Fr Rafic Greiche talks to AsiaNews about political changes in Egypt. According to the spokesman of the Egyptian Catholic Church, the army chose to protect a peaceful revolution led by millions of young people. At present, no military took over any political office. The new interim government will take into account all of society's components, including the Muslim Brotherhood. As clashes occur in Giza, a Catholic church is attacked in Upper Egypt.

Cairo (AsiaNews) - "What is happening in Egypt is not a coup d'état. The Army chose to protect a peaceful revolution led by young Egyptians and followed by millions of people all over the country. In a normal coup, the military would immediately appointed a man as their interim president, would change the government, as it took power, but this is not the case in Egypt," said Fr Rafic Greiche.

Speaking to AsiaNews, the spokesman for the Egyptian Catholic Church explained the reasons why the Catholic and Coptic Orthodox Churches backed the change in the country's leadership after three days of mass demonstrations against Islamist President Mohamed Morsi and the Muslim Brotherhood establishment.

The clergyman criticised Western newspapers for attributing events to an unspecified "opposition" and for describing as a coup the decision by the Supreme Council of the Armed Forces (SCAF) led by General al-Sisi to suspend the Constitution and oust President Morsi.

For Fr Greiche, "the army is non-political. It is simply managing talks between the parties. The new interim president Adli Mansour, chief justice of Egypt's Supreme Constitutional Court, is a technocrat. He promised that his temporary government would be a coalition open to all parties and components of Egyptian society."

Today, police arrested 300 Muslim Brotherhood leaders, including the group's spiritual leader Mohamed Badie, its treasurer Khairat al-Shater, and five others, for inciting their followers to kill opponents of Mohamed Morsi.

The call for jihad against anti-Islamist protesters has left several people dead in Giza (Cairo), where unknown gunmen fired on a crowd, seriously injuring a police officer.

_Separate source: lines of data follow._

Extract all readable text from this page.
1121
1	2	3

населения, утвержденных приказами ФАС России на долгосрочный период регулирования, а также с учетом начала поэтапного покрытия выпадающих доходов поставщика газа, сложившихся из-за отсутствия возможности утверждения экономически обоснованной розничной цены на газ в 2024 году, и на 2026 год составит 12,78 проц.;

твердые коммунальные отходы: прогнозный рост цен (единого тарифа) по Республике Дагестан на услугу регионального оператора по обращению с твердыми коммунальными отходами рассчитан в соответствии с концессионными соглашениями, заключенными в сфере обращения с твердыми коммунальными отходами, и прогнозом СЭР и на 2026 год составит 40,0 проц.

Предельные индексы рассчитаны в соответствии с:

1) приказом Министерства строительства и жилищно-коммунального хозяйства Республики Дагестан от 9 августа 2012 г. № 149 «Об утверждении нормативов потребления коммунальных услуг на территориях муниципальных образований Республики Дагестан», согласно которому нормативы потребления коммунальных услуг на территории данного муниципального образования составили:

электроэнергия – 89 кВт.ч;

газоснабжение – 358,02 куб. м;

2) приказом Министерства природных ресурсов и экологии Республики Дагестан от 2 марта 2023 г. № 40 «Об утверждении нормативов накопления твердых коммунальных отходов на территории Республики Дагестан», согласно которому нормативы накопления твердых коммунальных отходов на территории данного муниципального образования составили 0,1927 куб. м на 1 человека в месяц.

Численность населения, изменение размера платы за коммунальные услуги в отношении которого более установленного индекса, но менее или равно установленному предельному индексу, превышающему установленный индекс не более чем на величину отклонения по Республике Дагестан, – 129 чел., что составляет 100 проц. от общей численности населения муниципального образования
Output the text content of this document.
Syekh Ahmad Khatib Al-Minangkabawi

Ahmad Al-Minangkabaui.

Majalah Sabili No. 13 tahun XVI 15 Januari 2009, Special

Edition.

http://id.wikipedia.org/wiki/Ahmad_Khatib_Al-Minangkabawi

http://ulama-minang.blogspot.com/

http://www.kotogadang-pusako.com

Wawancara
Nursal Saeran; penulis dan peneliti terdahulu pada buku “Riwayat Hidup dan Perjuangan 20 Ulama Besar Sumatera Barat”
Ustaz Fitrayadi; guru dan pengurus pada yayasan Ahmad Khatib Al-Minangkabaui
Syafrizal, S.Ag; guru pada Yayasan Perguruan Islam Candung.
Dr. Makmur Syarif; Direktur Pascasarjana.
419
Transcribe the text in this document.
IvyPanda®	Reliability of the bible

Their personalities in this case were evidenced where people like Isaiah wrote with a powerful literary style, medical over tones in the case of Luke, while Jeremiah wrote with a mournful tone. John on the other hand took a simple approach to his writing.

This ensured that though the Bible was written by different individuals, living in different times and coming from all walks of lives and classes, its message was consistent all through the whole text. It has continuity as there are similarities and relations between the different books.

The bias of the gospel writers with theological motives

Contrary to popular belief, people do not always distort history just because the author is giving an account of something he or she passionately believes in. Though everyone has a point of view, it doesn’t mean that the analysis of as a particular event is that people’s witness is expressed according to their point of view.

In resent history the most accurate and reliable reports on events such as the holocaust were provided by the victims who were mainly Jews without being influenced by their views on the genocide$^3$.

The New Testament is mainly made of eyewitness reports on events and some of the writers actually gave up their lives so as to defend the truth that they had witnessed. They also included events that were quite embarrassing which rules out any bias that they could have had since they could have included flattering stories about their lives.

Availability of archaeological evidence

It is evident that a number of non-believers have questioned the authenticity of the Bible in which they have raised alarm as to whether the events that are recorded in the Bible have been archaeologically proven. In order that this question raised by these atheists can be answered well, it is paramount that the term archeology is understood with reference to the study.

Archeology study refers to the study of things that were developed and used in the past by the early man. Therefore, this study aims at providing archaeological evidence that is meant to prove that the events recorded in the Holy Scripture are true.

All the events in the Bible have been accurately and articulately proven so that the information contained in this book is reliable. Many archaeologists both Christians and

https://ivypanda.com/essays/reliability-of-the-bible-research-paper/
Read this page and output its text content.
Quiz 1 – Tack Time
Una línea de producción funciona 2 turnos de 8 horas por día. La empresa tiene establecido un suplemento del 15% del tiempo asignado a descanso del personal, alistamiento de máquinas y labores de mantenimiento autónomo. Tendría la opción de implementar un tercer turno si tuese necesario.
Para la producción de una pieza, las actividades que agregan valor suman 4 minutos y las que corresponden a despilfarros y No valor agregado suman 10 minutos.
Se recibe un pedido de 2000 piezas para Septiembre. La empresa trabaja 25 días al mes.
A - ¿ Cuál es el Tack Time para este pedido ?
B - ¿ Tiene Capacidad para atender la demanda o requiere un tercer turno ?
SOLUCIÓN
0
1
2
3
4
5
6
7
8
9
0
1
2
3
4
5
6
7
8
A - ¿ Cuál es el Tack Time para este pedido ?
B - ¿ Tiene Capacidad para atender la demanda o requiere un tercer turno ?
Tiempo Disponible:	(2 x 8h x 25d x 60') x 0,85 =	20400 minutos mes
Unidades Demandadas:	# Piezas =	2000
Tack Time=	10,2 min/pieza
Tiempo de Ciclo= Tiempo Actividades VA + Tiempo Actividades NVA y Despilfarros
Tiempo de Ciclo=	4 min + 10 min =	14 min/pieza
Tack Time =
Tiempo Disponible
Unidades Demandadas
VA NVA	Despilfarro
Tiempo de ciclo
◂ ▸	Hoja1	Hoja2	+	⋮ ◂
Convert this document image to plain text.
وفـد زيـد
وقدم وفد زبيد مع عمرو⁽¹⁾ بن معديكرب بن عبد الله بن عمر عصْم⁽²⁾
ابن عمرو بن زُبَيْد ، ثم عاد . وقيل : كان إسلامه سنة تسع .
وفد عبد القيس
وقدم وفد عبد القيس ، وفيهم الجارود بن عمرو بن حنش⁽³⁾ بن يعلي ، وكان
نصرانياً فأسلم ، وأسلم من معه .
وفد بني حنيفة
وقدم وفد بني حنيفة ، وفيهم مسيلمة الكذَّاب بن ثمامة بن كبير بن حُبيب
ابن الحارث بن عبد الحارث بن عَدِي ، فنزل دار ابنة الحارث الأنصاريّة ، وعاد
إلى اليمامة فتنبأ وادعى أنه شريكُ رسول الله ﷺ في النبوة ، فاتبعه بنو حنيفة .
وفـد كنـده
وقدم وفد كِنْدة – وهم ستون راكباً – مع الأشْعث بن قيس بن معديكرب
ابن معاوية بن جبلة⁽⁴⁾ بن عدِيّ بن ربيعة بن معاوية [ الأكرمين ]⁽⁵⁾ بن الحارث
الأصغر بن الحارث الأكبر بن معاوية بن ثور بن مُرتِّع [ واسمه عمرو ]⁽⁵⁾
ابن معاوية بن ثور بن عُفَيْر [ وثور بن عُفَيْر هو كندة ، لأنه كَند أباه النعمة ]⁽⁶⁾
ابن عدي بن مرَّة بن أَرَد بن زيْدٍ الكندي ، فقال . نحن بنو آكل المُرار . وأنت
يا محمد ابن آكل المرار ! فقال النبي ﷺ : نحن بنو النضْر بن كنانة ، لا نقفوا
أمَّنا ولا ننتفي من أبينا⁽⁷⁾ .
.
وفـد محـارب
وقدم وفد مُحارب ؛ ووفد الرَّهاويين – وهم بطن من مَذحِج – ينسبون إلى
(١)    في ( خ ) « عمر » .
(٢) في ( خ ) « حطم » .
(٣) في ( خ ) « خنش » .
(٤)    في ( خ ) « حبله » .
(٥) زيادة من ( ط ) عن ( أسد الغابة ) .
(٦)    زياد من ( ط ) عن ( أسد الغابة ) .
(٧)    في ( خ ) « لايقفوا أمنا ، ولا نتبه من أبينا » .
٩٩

A Catholic church was also attacked in Minya Governorate (Upper Egypt).

Fr Greiche said that to avoid a "witch-hunt against the Islamists," the new president, the imam of al-Azhar and the Coptic Orthodox Patriarch Tawadros II "called on the parties to welcome and accept the Muslim Brotherhood, especially young people who in recent years have been subjected to actual brainwashing by their leaders." (S.C.)